Knockdown of IGFBP-1 partially abrogates hypoxia-caused growth retardation and developmental delay. (A) Morphology of control MO- (Cont) or IGFBP-1 MO-injected embryos at 36 hpf. After raised to 12 hpf in normoxic water, the injected embryos were transferred to normal (normoxia) or hypoxic (hypoxia) water for 24 h. (Scale bar, 500 μm.) (B and C) Knockdown of IGFBP-1 attenuated hypoxia-induced growth and developmental retardations but had no effect under normoxia. Embryos injected with 2 ng of control MO or 1, 2, or 4 ng of MO1 were raised to 12 hpf and then transferred to normal or hypoxic water. After 24 h, their body lengths (B) and HTA (C) were measured. Values are expressed as means ± SE (n = 20–30). Groups with the same letters (a, b, c, or d) are not significantly different from each other (P < 0.05).

IGFBP-1 inhibits embryonic growth and development by inhibiting IGF actions. (A) Expression of a functional IGFBP-1 fusion protein. Embryos were injected with the IGFBP-1–EGFP construct (IGFBP-1) or empty vector (vector). At 36 hpf, the embryos were subjected to immunoblot (Left) and ligand blot analysis (Right). WT, wild-type embryos; vector, empty-vector-injected embryos; IGFBP-1, embryos injected with the IGFBP-1–EGFP construct. (B and C) Effect of IGFBP-1 overexpression under normoxia and hypoxia. Embryos injected with control MO (Cont), IGFBP-1 MO1 (MO), or IGFBP-1 MO plus IGFBP-1–EGFP overexpression vector at 12 hpf were transferred to normal (normoxia) or hypoxic water (hypoxia).
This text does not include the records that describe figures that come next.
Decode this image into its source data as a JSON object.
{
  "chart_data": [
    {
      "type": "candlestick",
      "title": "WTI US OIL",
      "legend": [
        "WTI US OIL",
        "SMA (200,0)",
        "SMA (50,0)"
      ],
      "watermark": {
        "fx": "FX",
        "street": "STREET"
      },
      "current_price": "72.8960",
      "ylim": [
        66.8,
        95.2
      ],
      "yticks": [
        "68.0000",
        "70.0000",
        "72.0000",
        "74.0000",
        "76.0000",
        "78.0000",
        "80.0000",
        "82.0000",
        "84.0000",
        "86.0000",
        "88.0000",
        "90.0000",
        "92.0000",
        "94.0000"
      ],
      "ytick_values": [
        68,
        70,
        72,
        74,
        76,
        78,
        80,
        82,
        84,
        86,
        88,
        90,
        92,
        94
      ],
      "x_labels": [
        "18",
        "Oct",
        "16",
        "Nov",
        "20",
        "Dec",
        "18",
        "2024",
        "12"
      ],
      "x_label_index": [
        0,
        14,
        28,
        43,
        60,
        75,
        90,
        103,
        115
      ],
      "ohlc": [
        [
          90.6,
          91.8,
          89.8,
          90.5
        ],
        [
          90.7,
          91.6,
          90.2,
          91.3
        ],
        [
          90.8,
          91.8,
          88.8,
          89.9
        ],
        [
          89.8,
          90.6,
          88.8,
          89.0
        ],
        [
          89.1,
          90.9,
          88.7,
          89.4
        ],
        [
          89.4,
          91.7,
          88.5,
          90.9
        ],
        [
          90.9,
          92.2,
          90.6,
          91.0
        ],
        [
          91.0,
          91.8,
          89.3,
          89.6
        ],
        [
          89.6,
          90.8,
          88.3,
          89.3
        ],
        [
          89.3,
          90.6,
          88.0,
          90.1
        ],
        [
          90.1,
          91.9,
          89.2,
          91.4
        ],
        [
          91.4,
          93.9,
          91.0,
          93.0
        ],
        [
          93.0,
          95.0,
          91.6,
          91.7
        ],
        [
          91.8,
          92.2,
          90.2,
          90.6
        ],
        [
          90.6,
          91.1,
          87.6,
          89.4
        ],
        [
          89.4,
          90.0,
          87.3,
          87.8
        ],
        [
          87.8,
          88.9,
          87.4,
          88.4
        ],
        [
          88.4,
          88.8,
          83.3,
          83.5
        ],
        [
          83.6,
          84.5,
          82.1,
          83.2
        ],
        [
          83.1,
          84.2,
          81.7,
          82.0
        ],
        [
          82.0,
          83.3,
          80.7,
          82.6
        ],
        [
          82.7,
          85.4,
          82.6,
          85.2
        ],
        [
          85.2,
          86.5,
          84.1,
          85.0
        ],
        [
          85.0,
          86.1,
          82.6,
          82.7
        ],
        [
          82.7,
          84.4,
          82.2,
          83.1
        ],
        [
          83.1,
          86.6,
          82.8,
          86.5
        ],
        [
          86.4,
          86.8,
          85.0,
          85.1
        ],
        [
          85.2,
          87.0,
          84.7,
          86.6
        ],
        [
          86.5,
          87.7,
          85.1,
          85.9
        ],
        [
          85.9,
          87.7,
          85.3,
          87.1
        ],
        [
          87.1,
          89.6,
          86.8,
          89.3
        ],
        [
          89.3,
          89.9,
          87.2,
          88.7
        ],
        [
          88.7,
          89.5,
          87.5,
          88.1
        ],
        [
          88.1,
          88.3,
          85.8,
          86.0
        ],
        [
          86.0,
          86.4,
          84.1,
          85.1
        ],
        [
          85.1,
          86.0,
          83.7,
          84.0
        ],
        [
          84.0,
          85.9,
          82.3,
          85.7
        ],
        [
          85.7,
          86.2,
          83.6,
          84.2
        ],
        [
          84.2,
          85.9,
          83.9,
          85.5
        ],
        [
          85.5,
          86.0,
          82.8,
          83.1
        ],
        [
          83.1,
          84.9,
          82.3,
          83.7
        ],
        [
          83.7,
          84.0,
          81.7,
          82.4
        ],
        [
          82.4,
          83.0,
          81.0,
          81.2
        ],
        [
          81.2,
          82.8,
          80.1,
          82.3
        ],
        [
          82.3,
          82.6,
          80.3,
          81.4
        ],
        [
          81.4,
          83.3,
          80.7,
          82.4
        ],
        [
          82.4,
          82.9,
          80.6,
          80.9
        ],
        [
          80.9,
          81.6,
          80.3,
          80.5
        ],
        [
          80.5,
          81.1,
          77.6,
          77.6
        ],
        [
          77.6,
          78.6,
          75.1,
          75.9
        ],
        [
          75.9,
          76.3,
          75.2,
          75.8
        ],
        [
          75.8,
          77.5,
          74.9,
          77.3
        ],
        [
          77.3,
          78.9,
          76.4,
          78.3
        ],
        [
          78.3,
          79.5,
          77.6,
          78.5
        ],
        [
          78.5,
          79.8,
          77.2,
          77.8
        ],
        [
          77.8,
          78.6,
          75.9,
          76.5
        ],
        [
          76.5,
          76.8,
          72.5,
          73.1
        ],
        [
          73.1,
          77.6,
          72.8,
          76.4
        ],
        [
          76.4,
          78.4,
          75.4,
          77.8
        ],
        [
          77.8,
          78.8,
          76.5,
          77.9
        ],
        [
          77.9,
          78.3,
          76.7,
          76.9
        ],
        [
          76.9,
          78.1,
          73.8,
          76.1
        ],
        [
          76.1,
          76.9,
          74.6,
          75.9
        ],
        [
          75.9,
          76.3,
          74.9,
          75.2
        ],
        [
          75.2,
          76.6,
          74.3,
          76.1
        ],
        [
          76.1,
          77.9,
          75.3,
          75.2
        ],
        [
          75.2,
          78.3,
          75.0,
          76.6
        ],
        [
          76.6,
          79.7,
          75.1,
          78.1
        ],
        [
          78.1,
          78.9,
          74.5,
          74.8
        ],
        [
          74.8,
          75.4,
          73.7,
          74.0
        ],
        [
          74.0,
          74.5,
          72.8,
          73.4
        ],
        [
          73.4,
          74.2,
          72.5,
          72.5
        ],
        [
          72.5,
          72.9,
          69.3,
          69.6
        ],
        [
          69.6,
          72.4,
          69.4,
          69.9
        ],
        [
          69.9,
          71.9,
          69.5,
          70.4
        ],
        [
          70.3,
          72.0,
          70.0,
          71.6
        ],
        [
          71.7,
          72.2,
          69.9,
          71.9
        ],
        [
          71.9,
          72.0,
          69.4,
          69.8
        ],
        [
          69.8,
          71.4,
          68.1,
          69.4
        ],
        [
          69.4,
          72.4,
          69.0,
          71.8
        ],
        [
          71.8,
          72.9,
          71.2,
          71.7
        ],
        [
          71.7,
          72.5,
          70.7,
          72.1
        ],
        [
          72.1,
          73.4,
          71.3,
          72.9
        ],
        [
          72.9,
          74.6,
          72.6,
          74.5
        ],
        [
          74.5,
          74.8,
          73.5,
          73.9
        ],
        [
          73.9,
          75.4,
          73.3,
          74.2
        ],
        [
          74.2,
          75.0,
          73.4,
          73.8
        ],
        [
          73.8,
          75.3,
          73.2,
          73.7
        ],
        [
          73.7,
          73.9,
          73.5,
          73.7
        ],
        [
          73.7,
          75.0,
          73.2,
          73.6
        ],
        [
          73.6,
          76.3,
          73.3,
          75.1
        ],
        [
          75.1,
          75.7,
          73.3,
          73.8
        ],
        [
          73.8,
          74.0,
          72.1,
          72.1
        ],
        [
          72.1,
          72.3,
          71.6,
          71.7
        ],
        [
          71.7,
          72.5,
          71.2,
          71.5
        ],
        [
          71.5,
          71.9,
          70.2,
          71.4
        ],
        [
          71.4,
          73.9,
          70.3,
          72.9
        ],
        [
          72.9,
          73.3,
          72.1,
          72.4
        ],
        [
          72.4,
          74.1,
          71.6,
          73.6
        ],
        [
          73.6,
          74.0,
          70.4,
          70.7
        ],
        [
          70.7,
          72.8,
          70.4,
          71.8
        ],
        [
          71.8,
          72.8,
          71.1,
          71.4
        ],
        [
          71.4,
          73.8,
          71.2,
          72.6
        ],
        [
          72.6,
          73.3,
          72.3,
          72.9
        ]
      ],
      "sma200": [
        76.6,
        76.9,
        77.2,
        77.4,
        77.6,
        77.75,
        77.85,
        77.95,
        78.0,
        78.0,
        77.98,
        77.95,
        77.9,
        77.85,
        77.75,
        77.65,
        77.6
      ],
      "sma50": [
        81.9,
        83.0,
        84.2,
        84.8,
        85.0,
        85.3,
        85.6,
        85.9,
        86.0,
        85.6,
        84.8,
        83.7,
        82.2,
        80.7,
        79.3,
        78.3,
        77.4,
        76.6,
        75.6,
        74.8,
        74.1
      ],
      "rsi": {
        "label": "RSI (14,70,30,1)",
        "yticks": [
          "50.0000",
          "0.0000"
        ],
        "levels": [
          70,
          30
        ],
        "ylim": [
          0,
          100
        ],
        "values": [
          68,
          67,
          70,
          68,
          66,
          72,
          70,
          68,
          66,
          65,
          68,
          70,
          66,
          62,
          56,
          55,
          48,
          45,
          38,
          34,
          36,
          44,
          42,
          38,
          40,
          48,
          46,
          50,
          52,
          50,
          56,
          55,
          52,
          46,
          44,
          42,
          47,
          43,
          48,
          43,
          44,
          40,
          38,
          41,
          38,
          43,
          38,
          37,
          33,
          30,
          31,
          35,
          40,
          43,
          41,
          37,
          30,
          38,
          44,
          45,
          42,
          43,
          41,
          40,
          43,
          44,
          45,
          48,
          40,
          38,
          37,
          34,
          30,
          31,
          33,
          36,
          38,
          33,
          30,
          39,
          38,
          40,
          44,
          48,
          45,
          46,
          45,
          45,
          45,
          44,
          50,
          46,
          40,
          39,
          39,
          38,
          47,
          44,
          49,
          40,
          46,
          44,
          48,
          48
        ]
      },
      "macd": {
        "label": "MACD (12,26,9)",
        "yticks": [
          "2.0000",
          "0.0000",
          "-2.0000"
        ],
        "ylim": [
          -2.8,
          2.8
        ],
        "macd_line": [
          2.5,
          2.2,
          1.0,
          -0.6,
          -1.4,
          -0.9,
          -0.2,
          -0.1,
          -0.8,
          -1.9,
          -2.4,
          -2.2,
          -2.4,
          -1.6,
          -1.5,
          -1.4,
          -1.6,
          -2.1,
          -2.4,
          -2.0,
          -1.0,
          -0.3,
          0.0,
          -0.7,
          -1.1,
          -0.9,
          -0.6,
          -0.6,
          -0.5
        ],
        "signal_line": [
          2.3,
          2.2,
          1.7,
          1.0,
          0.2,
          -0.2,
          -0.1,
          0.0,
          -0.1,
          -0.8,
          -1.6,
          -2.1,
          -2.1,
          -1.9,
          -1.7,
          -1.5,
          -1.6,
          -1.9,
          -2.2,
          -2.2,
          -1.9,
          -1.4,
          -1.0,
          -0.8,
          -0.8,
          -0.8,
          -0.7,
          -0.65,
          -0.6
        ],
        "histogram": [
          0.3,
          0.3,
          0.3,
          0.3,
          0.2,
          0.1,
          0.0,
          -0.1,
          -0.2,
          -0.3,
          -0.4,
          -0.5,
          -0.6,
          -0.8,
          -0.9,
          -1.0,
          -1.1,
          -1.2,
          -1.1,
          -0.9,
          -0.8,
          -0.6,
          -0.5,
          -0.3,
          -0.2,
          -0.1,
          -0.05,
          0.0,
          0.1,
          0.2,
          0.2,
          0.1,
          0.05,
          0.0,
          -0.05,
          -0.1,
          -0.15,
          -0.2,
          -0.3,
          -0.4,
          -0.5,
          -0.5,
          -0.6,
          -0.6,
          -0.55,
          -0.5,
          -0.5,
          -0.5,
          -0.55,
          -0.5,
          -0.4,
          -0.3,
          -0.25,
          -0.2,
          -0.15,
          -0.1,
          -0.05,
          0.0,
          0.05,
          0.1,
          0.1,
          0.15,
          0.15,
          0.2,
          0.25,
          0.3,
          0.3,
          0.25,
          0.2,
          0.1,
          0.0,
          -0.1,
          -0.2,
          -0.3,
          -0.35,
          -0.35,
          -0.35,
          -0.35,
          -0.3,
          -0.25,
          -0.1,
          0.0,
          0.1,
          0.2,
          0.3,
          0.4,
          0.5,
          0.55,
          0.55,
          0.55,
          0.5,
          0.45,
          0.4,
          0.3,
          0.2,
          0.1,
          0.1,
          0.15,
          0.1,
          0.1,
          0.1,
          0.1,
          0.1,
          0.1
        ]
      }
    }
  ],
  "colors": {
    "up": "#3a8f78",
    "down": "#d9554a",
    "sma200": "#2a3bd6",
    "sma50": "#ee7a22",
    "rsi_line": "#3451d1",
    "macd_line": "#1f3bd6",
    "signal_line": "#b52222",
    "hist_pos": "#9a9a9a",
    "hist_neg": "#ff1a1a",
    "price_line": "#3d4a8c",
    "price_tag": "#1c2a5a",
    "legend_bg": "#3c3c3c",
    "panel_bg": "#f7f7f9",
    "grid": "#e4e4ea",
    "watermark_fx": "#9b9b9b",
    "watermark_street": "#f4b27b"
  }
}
The body length (B) and HTA (C) were measured 24 h later. Values are expressed as means ± SE (n = 20–34). Groups with common letters are not significantly different from each other (P < 0.05). (D) MO knockdown abrogates and IGFBP-1 overexpression restores hypoxia-induced delay in head skeleton and heart morphogenesis. Embryos injected with control MO, IGFBP-1 MO, or IGFBP-1 MO plus IGFBP-1–EGFP overexpression vector were transferred to normal or hypoxic water for 24 h and subjected to whole-mount in situ hybridization with nkx 2.5 (Upper) and dlx 2 (Lower). h, hyroid arch (arrows); m, mandibular arch (arrow heads). (Scale bar, 200 μm.) (E) IGFBP-1 inhibits IGF-stimulated zebrafish embryonic cell proliferation. Serum-starved, confluent cells were exposed to IGFBP-1 (400 ng/ml) with or without various concentrations of IGF-1 (open bars) or IGF-2 (shadow bars) in the presence of BrdUrd (20 μM) for 24 h. BrdUrd-labeled cells were detected by immunostaining. Values are expressed as means ± SE of two independent experiments, each of which was performed in duplicates. Groups with the same letters (a, b, c, d, e, or f) are not significantly different from each other (P < 0.05).

Knockdown of functional insulin-like growth factor-binding protein (IGFBP)-1 does not change the expression levels or splicing of other IGFBPs. RT-PCR was performed with specific primer sets for zebrafish IGFBP-2, IGFBP-3, and IGFBP-5 by using RNA isolated from WT, control MO (Cont), and various doses of IGFBP-1 targeting MO1-injected (0.5, 1, 2, 4, 8, and 16 ng) embryos as described in Materials and Methods.